4. Geography was a bore. It should be made to live. A concept of geo-politics should find its way into our teaching of geography. We should study geography again in high-school or college. It would include both terrain and its resources as well as the peoples who dwell thereon. We know little enough about what exists and goes on in this world of ours.
5. The pure arts: literature, art, and music, etc., should receive sufficient emphasis to form a background for a lifetime's enjoyment, to help create taste. But, unless closely correlated with the study of the people of a country (i.e. the history of it) they should not be made a "major."
6. Government or political science: An eminently practical study of government in America, as it is done, not as it is written.

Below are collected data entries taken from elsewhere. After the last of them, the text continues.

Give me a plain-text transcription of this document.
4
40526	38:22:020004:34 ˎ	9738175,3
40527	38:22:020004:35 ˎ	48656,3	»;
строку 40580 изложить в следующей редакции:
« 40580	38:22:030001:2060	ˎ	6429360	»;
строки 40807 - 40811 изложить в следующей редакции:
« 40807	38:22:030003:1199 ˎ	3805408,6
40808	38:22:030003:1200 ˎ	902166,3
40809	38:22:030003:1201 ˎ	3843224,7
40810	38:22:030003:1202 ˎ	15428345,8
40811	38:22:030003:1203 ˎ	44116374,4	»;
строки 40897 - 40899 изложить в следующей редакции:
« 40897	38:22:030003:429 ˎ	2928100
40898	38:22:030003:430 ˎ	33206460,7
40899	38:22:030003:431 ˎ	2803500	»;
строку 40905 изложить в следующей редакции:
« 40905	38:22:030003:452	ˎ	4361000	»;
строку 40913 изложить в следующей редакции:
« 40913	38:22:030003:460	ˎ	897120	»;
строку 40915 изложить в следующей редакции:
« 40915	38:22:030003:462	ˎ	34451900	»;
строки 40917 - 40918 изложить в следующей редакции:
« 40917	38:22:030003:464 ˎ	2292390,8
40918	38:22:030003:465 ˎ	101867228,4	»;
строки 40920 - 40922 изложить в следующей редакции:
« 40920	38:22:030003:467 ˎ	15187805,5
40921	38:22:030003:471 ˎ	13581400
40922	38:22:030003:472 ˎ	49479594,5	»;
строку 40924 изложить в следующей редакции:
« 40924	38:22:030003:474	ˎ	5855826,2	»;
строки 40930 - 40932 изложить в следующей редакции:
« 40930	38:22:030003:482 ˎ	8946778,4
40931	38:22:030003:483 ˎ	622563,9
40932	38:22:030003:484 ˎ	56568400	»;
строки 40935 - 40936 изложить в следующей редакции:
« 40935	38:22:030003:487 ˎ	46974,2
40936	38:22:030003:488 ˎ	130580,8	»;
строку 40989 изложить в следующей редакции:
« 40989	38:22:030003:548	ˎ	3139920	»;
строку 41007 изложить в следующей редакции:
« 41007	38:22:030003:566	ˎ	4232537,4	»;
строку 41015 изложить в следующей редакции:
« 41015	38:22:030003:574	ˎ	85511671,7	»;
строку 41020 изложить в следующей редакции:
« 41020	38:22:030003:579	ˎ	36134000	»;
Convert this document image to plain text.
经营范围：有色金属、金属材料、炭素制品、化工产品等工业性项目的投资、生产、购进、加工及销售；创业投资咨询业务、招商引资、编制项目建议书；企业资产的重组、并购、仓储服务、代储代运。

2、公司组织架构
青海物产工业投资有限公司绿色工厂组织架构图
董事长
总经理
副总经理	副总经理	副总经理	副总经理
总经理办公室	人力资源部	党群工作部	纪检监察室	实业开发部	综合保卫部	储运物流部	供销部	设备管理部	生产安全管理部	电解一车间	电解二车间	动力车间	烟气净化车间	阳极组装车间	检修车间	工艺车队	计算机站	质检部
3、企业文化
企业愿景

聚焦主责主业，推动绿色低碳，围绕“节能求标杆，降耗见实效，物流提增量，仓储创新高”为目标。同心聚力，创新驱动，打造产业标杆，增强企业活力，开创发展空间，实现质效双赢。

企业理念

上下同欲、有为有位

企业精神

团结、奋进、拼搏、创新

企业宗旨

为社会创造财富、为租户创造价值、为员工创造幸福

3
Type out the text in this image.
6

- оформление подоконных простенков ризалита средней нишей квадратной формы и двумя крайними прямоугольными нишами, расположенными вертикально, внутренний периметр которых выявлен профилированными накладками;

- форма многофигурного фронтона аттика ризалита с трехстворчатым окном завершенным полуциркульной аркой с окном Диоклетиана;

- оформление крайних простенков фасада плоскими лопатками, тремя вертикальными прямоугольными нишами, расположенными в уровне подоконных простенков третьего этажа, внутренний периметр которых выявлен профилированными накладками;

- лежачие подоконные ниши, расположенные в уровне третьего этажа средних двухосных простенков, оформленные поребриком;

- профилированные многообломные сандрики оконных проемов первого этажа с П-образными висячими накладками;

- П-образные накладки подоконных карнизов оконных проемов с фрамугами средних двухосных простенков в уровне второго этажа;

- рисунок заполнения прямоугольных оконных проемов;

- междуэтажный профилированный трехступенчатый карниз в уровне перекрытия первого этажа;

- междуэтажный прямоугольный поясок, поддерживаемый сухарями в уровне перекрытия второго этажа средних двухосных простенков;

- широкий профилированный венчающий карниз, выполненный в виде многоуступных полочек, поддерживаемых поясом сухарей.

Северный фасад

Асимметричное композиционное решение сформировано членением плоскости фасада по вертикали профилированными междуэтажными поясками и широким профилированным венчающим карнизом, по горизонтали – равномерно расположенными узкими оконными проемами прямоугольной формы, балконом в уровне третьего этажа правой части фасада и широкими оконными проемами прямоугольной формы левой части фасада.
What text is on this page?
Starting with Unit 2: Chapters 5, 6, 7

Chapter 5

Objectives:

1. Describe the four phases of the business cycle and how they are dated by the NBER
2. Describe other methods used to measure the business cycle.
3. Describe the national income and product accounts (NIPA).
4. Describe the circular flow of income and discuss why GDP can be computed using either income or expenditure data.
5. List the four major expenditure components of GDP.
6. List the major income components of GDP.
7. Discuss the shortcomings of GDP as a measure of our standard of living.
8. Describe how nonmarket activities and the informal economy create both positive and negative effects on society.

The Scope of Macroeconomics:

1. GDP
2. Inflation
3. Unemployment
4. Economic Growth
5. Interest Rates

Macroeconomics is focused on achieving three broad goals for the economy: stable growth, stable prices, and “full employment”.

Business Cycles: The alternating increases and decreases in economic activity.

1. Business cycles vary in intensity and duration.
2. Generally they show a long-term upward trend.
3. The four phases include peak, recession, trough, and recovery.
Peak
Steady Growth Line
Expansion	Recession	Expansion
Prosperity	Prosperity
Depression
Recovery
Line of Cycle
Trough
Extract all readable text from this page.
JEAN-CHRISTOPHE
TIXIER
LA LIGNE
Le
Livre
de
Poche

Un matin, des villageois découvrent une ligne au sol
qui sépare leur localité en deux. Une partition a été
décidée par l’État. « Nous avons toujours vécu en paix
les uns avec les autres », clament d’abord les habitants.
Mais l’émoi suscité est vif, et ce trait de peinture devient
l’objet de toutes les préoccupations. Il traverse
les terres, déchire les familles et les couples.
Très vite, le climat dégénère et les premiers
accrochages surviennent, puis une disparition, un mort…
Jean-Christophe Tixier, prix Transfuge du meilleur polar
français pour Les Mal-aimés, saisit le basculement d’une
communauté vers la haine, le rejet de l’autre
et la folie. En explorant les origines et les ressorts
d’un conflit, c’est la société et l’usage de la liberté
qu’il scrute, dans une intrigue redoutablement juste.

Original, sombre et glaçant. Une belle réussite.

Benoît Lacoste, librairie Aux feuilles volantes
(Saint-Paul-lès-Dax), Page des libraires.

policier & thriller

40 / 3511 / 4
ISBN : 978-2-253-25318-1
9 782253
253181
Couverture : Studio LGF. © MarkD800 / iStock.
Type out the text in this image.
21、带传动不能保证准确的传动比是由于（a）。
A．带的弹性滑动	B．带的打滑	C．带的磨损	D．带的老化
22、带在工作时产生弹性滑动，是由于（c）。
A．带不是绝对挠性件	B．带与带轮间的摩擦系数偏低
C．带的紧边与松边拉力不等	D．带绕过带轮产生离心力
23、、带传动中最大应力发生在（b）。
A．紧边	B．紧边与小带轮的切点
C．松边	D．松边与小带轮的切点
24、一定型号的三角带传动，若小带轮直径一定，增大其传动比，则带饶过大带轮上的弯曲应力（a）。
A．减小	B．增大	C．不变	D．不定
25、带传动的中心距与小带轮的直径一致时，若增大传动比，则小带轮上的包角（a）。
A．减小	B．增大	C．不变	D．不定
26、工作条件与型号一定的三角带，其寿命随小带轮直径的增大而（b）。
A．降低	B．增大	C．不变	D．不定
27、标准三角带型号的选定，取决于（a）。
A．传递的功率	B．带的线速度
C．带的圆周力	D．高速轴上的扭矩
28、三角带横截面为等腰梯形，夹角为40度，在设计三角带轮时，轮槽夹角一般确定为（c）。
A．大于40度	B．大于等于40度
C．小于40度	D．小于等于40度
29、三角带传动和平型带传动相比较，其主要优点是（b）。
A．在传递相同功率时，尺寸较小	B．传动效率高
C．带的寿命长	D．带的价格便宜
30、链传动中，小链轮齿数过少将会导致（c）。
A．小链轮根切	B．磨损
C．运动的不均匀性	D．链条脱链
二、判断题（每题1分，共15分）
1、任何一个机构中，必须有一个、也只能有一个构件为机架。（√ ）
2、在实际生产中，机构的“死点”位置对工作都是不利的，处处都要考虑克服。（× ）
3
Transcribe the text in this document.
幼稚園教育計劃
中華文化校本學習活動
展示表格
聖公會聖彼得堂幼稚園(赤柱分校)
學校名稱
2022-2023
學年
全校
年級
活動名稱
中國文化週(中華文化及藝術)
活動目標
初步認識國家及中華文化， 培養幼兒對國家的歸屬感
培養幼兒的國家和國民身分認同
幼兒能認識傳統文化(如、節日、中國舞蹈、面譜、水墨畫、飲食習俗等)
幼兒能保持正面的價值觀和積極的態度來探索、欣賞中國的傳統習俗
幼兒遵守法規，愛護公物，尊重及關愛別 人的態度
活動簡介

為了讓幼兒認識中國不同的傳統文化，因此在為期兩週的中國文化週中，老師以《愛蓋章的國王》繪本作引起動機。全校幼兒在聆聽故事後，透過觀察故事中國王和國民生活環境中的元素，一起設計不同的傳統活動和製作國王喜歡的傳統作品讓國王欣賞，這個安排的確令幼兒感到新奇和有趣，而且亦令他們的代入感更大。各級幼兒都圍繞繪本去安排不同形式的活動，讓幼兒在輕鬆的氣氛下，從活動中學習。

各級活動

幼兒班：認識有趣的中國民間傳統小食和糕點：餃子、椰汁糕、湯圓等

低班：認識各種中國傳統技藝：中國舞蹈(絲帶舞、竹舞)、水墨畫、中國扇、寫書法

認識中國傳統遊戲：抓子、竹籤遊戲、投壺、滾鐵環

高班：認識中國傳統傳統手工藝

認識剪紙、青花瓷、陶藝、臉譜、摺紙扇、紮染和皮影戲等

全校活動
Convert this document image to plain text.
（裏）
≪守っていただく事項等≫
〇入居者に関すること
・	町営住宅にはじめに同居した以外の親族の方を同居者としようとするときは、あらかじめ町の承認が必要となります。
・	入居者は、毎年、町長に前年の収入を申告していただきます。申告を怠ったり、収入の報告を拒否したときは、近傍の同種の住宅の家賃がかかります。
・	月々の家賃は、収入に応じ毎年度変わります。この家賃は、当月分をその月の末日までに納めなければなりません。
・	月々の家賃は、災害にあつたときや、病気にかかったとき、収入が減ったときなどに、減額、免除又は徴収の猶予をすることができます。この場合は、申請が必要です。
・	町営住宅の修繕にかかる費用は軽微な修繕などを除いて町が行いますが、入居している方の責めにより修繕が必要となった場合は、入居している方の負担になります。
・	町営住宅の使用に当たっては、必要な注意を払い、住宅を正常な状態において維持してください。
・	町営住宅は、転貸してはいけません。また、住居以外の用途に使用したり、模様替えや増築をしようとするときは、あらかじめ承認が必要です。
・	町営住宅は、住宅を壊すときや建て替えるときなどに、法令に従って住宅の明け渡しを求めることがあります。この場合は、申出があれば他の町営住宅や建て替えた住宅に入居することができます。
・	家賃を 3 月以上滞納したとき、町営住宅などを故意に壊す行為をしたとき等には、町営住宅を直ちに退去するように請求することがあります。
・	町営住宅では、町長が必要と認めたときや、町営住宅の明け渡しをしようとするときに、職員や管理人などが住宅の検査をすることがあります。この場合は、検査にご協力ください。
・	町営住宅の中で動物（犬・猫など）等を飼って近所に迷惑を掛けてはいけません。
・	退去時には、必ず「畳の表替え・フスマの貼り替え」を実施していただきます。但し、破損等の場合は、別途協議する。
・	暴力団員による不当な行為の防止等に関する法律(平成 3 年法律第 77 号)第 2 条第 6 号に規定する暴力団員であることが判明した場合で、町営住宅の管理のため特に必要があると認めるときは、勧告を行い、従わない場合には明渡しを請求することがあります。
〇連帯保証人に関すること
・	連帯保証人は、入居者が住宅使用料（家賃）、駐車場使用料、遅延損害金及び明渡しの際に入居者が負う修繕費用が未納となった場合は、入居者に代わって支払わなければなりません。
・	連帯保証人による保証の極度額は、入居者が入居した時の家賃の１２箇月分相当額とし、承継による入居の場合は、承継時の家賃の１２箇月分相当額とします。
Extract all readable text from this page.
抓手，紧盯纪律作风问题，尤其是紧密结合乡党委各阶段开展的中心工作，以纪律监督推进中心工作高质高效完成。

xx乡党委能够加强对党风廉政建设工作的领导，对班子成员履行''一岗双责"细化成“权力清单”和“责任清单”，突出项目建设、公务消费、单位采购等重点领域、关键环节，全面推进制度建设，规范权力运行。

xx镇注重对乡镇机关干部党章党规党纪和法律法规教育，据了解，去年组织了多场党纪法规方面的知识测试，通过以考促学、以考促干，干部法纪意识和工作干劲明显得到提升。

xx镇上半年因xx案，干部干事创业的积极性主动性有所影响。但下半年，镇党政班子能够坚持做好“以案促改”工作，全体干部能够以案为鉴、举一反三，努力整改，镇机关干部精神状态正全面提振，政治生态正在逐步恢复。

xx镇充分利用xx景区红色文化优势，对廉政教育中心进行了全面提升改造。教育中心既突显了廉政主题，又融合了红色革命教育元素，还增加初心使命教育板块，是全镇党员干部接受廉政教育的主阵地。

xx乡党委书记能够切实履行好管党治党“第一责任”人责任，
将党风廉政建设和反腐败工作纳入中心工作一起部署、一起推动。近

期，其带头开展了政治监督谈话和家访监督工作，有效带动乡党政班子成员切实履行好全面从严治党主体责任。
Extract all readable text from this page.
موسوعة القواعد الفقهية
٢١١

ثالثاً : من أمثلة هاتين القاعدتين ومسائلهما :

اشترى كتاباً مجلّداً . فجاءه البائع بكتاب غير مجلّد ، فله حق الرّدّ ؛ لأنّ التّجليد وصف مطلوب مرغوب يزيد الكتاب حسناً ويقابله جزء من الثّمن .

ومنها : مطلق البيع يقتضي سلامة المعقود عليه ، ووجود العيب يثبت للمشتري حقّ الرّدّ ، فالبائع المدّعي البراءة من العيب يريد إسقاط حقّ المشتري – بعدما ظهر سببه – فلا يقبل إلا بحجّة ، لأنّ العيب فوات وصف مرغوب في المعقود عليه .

Don't think I have forgotten the personal elements of education, the fun, the comradeship, the hunting & fishing, basketball, etc. This letter is about the academic side of things. It is a protest against my own education, and a confession of ignorance. I would like to have had a more practical education; I would like to see Henry have one. I should like him to be educated to be a citizen of the world.
I shall be interested to hear your reactions to this. You have strong feelings about these things.
So much for tonite, darling. It is late, and I must to bed. The Reds are pushing into Germany tonite, pressing ever closer to the end of this phase of the business.